There's no ambiguity about the role. Smith-Njigba is Seattle's WR1 in every sense that matters, coming off a season where he caught 119 passes for 1,793 yards and 10 touchdowns while running away with the AP Offensive Player of the Year award and a Super Bowl ring. He commanded a 35.7% target share in 2025, and neither Rashid Shaheed nor Tory Horton profile as real threats to that workload even with Shaheed healthy for a full year. When a guy is drawing over a third of his team's targets on a championship offense, you don't need much imagination to see how the floor holds up.
Draft Market
The Seahawks backed up the belief with a check. Seattle signed Smith-Njigba to a four-year, $168.6 million extension with $120 million guaranteed, making him the highest-paid receiver in football. That's not just a nice contract note for the profile page, it's a signal about how the building views his workload going forward. Teams don't hand out record-setting receiver deals and then diversify the passing game away from that guy the next season.
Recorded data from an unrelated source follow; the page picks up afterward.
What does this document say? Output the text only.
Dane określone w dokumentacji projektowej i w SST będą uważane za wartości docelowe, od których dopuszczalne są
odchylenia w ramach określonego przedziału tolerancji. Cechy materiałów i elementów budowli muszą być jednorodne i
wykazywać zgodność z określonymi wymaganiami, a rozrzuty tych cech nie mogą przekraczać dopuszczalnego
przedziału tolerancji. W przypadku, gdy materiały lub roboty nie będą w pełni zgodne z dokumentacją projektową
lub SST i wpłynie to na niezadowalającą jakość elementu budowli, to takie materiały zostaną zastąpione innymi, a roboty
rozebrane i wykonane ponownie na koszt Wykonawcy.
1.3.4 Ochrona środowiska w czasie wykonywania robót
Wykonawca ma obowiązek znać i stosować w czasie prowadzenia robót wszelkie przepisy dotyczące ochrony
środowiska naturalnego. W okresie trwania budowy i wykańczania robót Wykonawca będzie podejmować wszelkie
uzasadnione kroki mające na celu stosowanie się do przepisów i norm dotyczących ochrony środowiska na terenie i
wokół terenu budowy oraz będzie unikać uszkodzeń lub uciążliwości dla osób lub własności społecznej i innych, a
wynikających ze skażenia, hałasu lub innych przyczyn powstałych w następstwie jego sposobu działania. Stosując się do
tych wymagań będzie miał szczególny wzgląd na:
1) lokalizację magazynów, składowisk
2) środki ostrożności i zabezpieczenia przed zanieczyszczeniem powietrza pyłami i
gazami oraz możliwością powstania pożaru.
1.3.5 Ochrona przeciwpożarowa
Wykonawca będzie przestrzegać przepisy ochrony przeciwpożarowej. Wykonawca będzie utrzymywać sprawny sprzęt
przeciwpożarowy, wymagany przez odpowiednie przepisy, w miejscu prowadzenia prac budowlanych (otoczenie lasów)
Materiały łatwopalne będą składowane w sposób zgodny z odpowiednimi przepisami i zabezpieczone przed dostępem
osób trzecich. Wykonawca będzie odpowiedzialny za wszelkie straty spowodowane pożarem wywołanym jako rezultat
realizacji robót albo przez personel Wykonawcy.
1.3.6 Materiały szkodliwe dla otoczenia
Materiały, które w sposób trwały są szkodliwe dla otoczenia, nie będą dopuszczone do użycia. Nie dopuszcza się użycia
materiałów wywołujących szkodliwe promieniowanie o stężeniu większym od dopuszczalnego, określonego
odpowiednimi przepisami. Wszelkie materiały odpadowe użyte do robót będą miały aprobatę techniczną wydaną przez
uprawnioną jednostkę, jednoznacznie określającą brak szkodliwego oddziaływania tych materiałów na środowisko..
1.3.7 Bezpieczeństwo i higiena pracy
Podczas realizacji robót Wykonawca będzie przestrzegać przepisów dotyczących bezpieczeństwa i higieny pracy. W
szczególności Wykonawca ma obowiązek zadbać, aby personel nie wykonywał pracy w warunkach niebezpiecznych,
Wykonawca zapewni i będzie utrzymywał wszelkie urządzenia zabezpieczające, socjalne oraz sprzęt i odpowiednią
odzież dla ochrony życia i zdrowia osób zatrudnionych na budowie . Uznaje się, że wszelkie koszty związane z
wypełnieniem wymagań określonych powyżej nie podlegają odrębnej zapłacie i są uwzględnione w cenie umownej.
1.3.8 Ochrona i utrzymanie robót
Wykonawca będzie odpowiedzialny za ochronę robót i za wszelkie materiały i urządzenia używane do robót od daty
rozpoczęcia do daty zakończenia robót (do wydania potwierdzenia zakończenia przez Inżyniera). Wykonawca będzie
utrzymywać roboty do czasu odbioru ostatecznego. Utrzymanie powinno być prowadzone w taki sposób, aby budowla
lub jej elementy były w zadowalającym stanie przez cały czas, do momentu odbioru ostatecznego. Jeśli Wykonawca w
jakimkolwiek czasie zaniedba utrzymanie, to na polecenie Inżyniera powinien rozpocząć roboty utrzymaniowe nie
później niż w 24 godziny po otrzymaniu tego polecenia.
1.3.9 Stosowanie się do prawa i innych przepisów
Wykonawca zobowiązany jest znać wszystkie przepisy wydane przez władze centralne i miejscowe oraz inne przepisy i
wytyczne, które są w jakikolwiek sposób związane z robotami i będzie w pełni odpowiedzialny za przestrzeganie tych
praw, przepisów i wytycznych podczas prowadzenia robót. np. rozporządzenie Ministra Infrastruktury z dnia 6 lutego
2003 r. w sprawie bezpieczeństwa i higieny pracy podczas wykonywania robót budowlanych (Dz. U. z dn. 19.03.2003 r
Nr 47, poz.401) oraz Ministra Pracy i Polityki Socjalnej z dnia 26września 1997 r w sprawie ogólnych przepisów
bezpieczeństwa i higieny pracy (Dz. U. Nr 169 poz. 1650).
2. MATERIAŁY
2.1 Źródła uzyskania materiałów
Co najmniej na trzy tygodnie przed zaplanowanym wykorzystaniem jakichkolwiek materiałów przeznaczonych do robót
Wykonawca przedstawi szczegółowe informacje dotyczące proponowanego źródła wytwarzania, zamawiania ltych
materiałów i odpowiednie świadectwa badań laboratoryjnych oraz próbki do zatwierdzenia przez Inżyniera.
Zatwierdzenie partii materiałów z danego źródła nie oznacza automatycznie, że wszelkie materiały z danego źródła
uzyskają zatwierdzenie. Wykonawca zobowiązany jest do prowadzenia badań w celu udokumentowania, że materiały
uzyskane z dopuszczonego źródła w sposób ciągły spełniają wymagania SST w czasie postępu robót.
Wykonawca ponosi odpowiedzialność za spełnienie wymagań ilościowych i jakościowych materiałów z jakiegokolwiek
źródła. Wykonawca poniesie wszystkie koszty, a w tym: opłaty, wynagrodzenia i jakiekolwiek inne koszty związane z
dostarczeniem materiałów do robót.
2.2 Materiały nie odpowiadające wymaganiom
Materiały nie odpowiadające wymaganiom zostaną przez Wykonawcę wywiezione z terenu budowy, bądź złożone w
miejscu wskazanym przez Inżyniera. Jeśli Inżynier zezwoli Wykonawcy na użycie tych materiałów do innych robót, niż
The wrinkle drafters need to sit with is Brian Fleury taking over as offensive coordinator this offseason, with the whole offense, Smith-Njigba included, still learning a new system through minicamp and camp. New play-callers can shift target distribution even for elite receivers, and it's the kind of variable that's impossible to fully price in before Week 1 snaps happen. It's not a red flag, but it's a real unknown sitting underneath an otherwise clean profile.
Award Markets
The market and the ADP are telling two slightly different stories here. Crowd drafters have him going 6th overall, ESPN's number is nearly identical at 6.3, and he's rostered in 99.8% of leagues, basically universal at this point. But Kalshi's money says something more modest: just a 7.0% shot at finishing the WR1 overall, good for only the 8th-best odds at that title, with Offensive Player of the Year repeat at 4.5%, receiving yards leader at 9.0%, and receiving TD leader at just 4.0%. That's a real gap between where he's being drafted and where the smart money thinks the ceiling season lands. Betting markets are essentially saying: elite floor, but count on a handful of receivers to have a better shot at the actual crown.
Split the difference and you get the right approach. Smith-Njigba's volume, contract security, and total lack of competition for targets make him a legitimate first-round fantasy asset, this isn't a fade. But paying a top-6 pick for a guy the props market ranks 8th at his own position, with a new coordinator variable still unresolved, isn't a screaming value either. Take him where he's going in the back half of round 1, be thrilled if he slides to the top of round 2, and don't reach a full tier above receivers like Chase or Nacua just because last year's box score was gorgeous.